To be harsh, McDiarmid didn't find many depths in Barabas; but frankly, depth can be overrated. Barabas could, just about, be played as a victim, a noble Jew rejected by an uncaring society, as has happened to Shylock. You could present his evil and greed as a reaction to anti-Semitism, although given his catalogue of crimes - which includes murdering his own daughter, a couple of friars and an entire conventful of nuns - you would be pushing your luck. But as his name suggests, Barabas is a caricature Jew, greedy, rootless, hard-hearted and egotistical. The point isn't that he's nice; it's that, however bad he is, and however bad you play him, he doesn't seem any more wicked, and a good deal less hypocritical, than the gentile establishment he's pitted against. They think that war is honourable, usury a crime; and then they confiscate Barabas' estate to buy off the Turks. They treat him as an outcast, and then complain of his disloyalty when he sells them out.

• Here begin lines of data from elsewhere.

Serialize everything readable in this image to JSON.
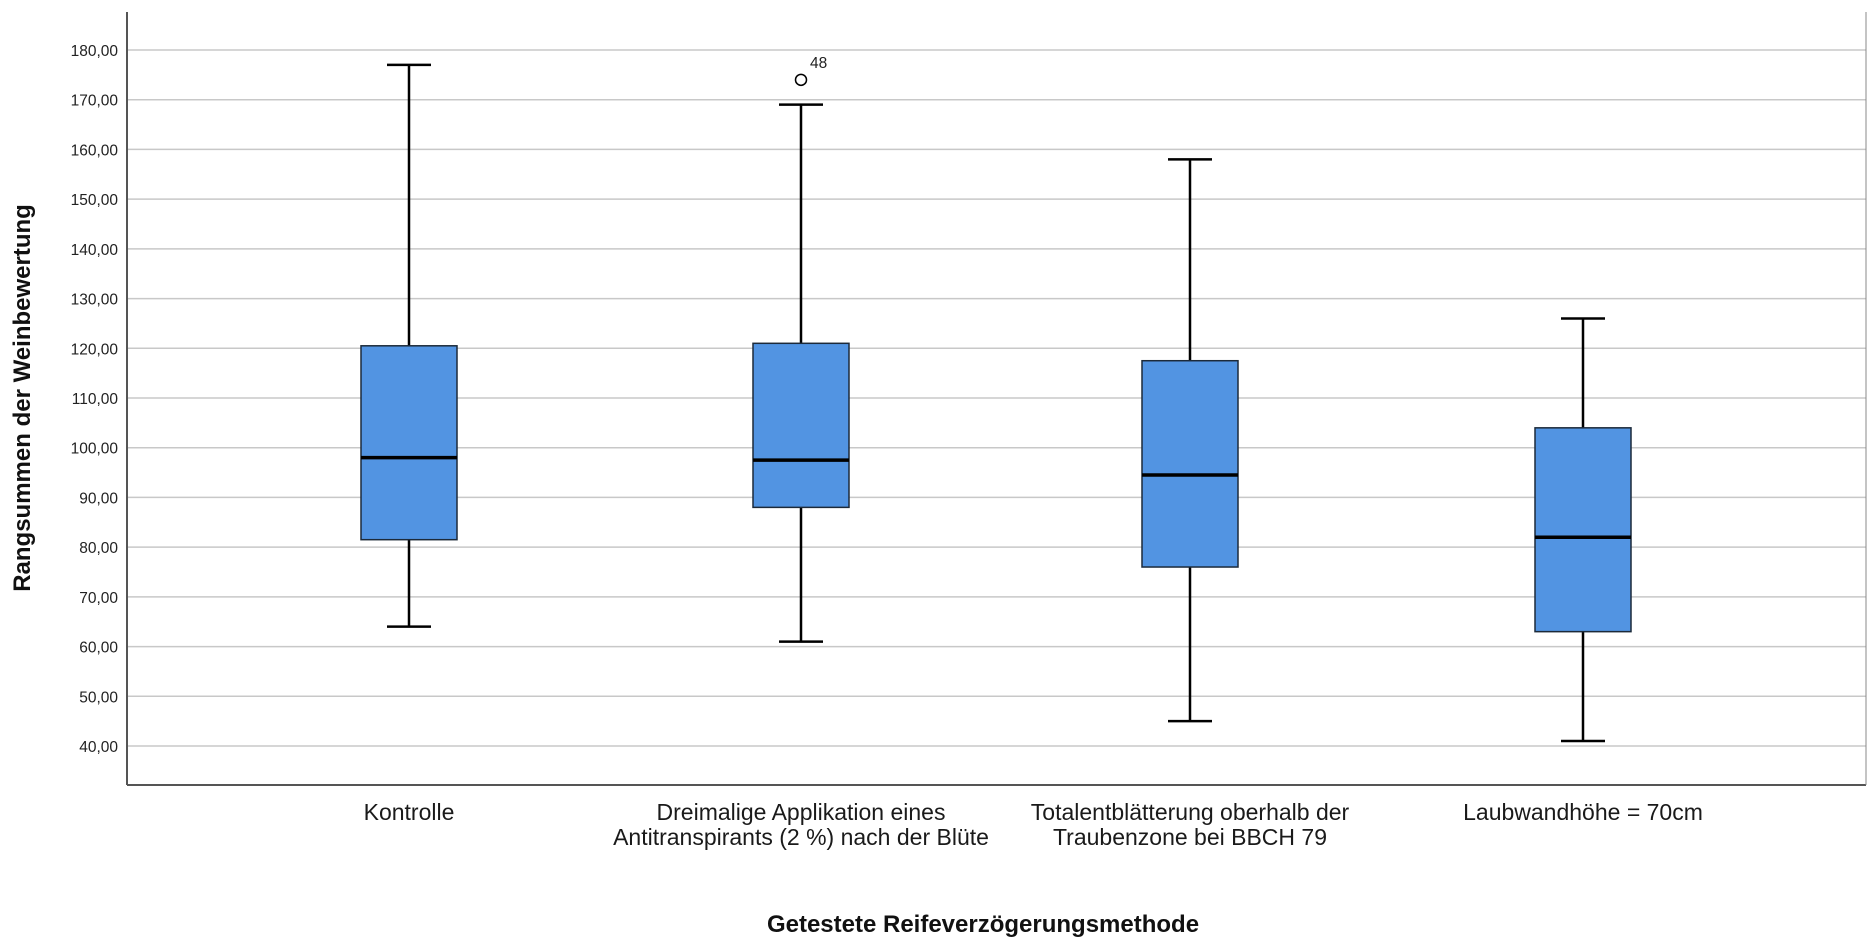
{
  "chart_data": {
    "type": "boxplot",
    "xlabel": "Getestete Reifeverzögerungsmethode",
    "ylabel": "Rangsummen der Weinbewertung",
    "ylim": [
      32,
      185
    ],
    "yticks": [
      "40,00",
      "50,00",
      "60,00",
      "70,00",
      "80,00",
      "90,00",
      "100,00",
      "110,00",
      "120,00",
      "130,00",
      "140,00",
      "150,00",
      "160,00",
      "170,00",
      "180,00"
    ],
    "ytick_values": [
      40,
      50,
      60,
      70,
      80,
      90,
      100,
      110,
      120,
      130,
      140,
      150,
      160,
      170,
      180
    ],
    "grid": true,
    "box_color": "#5294e2",
    "categories": [
      "Kontrolle",
      "Dreimalige Applikation eines Antitranspirants (2 %) nach der Blüte",
      "Totalentblätterung oberhalb der Traubenzone bei BBCH 79",
      "Laubwandhöhe = 70cm"
    ],
    "boxes": [
      {
        "min": 64,
        "q1": 81.5,
        "median": 98,
        "q3": 120.5,
        "max": 177,
        "outliers": []
      },
      {
        "min": 61,
        "q1": 88,
        "median": 97.5,
        "q3": 121,
        "max": 169,
        "outliers": [
          {
            "value": 174,
            "label": "48"
          }
        ]
      },
      {
        "min": 45,
        "q1": 76,
        "median": 94.5,
        "q3": 117.5,
        "max": 158,
        "outliers": []
      },
      {
        "min": 41,
        "q1": 63,
        "median": 82,
        "q3": 104,
        "max": 126,
        "outliers": []
      }
    ]
  }
}
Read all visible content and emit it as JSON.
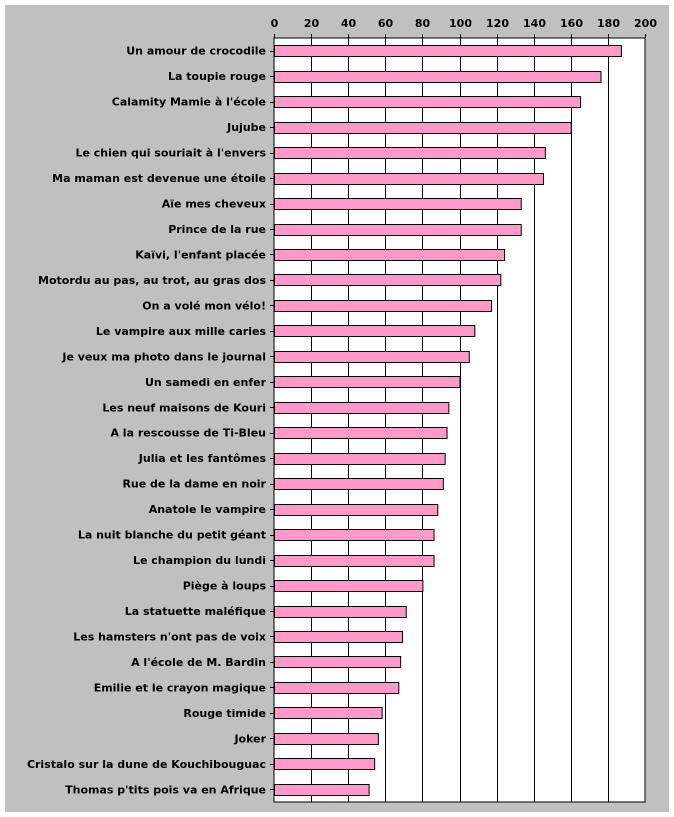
{
  "chart_data": {
    "type": "bar",
    "orientation": "horizontal",
    "title": "",
    "xlabel": "",
    "ylabel": "",
    "xlim": [
      0,
      200
    ],
    "x_ticks": [
      "0",
      "20",
      "40",
      "60",
      "80",
      "100",
      "120",
      "140",
      "160",
      "180",
      "200"
    ],
    "x_axis_position": "top",
    "grid": true,
    "legend": "none",
    "bar_color": "#ff99cc",
    "plot_background": "#ffffff",
    "frame_background": "#c0c0c0",
    "categories": [
      "Un amour de crocodile",
      "La toupie rouge",
      "Calamity Mamie à l'école",
      "Jujube",
      "Le chien qui souriait à l'envers",
      "Ma maman est devenue une étoile",
      "Aïe mes cheveux",
      "Prince de la rue",
      "Kaïvi, l'enfant placée",
      "Motordu au pas, au trot, au gras dos",
      "On a volé mon vélo!",
      "Le vampire aux mille caries",
      "Je veux ma photo dans le journal",
      "Un samedi en enfer",
      "Les neuf maisons de Kouri",
      "A la rescousse de Ti-Bleu",
      "Julia et les fantômes",
      "Rue de la dame en noir",
      "Anatole le vampire",
      "La nuit blanche du petit géant",
      "Le champion du lundi",
      "Piège à loups",
      "La statuette maléfique",
      "Les hamsters n'ont pas de voix",
      "A l'école de M. Bardin",
      "Emilie et le crayon magique",
      "Rouge timide",
      "Joker",
      "Cristalo sur la dune de Kouchibouguac",
      "Thomas p'tits pois va en Afrique"
    ],
    "values": [
      187,
      176,
      165,
      160,
      146,
      145,
      133,
      133,
      124,
      122,
      117,
      108,
      105,
      100,
      94,
      93,
      92,
      91,
      88,
      86,
      86,
      80,
      71,
      69,
      68,
      67,
      58,
      56,
      54,
      51
    ]
  }
}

It's a part that gives enormous licence to an actor, and McDiarmid took full advantage. He played it outrageously Jewish, energetic and sarcastic - reminiscent of Antony Sher's superb performance in Peter Flannery's Singer, broadcast on Radio 4 last year (a thought that makes you wonder how far Marlowe was Flannery's inspiration). Switching from gloating to seething to self-pity with a rapidity suggestive of uncontainable intelligence, McDiarmid sounded as though he wouldn't fit in a normal-size recording studio - an infinite treasure in a little room, to coin a phrase.

Something of the same mood of Machiavellian glee came across in Dirty Tricks (Radio 4, Thursday), a new series of features about, roughly speaking, the art of winning wars without actually cheating. Part 1 looked at misdirection (dummy tanks, fake maps, et cetera) as practised on the western front in the First World War and in North Africa during the Second. There was some effort to point out that the programme wasn't trivialising warfare - a cunning plan usually involves killing fewer people than an all-out frontal attack, it was pointed out. The sober note was subverted by Peter Snow's eager presence, though, and in this case at least, nobody was deceived.